Le témoignage de Benchouk
Ahmed Benchouk, ancien membre du MALG, ancien préfet de Béjaïa et compagnon du défunt, le décrit comme un homme qui revendiquait inlassablement son appartenance à sa patrie, l’Algérie. «L’éclatement de la guerre ne le surprend pas, convaincu qu’il était de la justesse d’un combat à mener contre le joug colonial. En 1955, il écrira son texte devenu célèbre, Regards chrétiens sur la situation en Algérie, où il considère comme tout à fait normal que les musulmans soient nationalistes et ne dissimulera pas sa position en faveur de l’indépendance de l’Algérie.

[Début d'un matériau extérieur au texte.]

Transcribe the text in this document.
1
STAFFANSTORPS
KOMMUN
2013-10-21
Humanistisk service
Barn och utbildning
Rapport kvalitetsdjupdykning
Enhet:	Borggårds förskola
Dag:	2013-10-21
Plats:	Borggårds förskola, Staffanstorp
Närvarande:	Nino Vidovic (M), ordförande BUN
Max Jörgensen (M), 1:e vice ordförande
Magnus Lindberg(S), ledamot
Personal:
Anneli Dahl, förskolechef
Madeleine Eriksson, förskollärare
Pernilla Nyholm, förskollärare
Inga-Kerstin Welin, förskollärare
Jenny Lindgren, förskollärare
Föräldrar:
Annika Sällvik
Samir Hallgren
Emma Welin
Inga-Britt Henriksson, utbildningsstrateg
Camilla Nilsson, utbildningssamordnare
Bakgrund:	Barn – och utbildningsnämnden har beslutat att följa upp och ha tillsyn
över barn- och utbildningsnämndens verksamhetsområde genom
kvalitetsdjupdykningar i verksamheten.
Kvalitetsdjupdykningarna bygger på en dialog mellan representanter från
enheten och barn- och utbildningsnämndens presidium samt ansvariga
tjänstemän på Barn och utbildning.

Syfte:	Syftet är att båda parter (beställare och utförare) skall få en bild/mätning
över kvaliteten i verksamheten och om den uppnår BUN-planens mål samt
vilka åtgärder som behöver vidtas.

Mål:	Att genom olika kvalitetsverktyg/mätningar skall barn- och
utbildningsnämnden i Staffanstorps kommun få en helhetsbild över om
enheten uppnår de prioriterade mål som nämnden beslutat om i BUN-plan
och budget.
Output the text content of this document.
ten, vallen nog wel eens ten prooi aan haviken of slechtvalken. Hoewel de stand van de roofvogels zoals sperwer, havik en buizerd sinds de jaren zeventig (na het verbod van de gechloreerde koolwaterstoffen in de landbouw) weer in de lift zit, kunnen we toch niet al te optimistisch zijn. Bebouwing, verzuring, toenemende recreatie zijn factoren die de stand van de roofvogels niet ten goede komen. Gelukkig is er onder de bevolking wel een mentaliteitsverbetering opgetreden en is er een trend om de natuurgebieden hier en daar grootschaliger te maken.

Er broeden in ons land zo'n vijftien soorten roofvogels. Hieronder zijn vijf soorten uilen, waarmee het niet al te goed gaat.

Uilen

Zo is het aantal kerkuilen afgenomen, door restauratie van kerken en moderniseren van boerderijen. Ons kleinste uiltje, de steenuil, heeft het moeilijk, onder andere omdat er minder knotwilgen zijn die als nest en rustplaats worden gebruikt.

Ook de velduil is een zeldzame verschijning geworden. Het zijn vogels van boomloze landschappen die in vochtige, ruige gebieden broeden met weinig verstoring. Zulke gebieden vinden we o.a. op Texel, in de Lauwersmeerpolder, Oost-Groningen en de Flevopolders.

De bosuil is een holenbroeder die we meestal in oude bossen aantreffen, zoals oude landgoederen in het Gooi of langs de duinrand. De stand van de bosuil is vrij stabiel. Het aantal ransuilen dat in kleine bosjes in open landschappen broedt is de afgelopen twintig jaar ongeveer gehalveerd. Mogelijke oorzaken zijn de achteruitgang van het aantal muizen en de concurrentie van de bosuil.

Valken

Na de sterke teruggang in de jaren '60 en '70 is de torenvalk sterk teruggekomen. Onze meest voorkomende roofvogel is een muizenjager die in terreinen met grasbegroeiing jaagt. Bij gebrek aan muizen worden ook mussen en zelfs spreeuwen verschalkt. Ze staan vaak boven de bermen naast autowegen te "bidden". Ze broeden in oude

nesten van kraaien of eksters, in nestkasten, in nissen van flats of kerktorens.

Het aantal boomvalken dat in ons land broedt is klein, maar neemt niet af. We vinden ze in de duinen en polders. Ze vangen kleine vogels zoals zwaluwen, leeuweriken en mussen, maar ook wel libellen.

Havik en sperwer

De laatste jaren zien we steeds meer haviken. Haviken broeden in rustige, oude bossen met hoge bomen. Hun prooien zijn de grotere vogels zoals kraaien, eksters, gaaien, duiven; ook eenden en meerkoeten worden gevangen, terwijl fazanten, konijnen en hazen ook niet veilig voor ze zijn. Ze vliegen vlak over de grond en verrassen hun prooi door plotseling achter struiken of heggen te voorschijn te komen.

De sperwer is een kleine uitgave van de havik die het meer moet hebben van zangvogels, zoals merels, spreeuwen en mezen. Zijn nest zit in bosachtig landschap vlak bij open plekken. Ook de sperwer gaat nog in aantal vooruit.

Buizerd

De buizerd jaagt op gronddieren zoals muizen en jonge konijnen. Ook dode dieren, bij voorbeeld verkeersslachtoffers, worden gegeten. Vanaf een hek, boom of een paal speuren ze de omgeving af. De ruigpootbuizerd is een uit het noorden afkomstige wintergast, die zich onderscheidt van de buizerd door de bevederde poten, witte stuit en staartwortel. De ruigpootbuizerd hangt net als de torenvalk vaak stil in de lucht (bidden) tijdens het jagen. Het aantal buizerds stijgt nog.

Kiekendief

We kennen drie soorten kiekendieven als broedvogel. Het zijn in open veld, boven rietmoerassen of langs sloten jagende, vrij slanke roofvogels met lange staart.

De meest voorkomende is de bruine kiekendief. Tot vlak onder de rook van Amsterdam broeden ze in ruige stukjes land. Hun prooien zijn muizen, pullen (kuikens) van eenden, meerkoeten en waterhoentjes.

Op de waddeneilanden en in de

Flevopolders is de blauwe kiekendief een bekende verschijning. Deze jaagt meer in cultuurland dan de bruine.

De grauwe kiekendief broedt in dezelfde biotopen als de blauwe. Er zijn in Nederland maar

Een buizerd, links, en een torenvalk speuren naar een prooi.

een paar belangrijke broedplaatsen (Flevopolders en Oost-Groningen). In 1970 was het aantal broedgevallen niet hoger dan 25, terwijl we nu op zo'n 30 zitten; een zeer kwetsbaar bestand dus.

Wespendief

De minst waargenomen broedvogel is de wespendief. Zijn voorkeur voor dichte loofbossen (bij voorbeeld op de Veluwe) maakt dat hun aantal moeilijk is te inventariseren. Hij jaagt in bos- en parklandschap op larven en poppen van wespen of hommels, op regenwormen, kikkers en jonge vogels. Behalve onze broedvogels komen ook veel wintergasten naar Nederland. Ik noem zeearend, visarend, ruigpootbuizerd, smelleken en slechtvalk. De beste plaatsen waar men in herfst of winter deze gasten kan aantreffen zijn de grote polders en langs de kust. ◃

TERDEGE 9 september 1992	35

Il met en place des cellules de soutien aux familles dont les fils où les chefs de famille ont rejoint les rangs de l’ALN et alimente les maquis en médicaments et en habillement», témoigne M. Bouchouk.
Le père Georges Carlioz est un Savoyard qui a l’exubérance méditerranéenne. Quand il parle, ses phrases sont pleines de métaphores. «J’ai connu Berenguer en 1965, lorsqu’il était député à l’Assemblée. C’était l’année de ma venue à Oran pour aider Esposito, curé de Saint-Hubert, à préparer les examens. C’était une époque formidable, où les candidats étaient de tous âge, où le grand-père côtoyait en classe d’examen et parfois copiait sur le petit-fils. Berenguer était dans son fief à Remchi. Moi, je poussais mes études à Alger, après une licence obtenue à la Sorbonne. Il m’arrivait de ramener à Berenguer de l’eau de Mansourah, car celle d’Oran était salée. Il appréciait. Je dois dire qu’il a été marqué par ses origines catalanes.
Les Espagnols étaient majoritaires en Oranie, mais ils vivaient un statut inférieur à celui des Français de souche. Berenguer en a souffert énormément. Même à l’église, où il n’a eu droit qu’à des strapontins. comme Camus, mais à sa manière, il revendiquait dès 1955 le nécessaire changement de statut pour les Algériens tenus comme des citoyens de seconde zone». Berenguer, dont le père était simple ouvrier mécanicien, est issu d’une famille nombreuse et très modeste. En 1942 déjà, Berenguer s’était engagé comme aumônier et a fait la campagne d’Italie, dans le même sillage que Ben Bella, un idéaliste comme lui.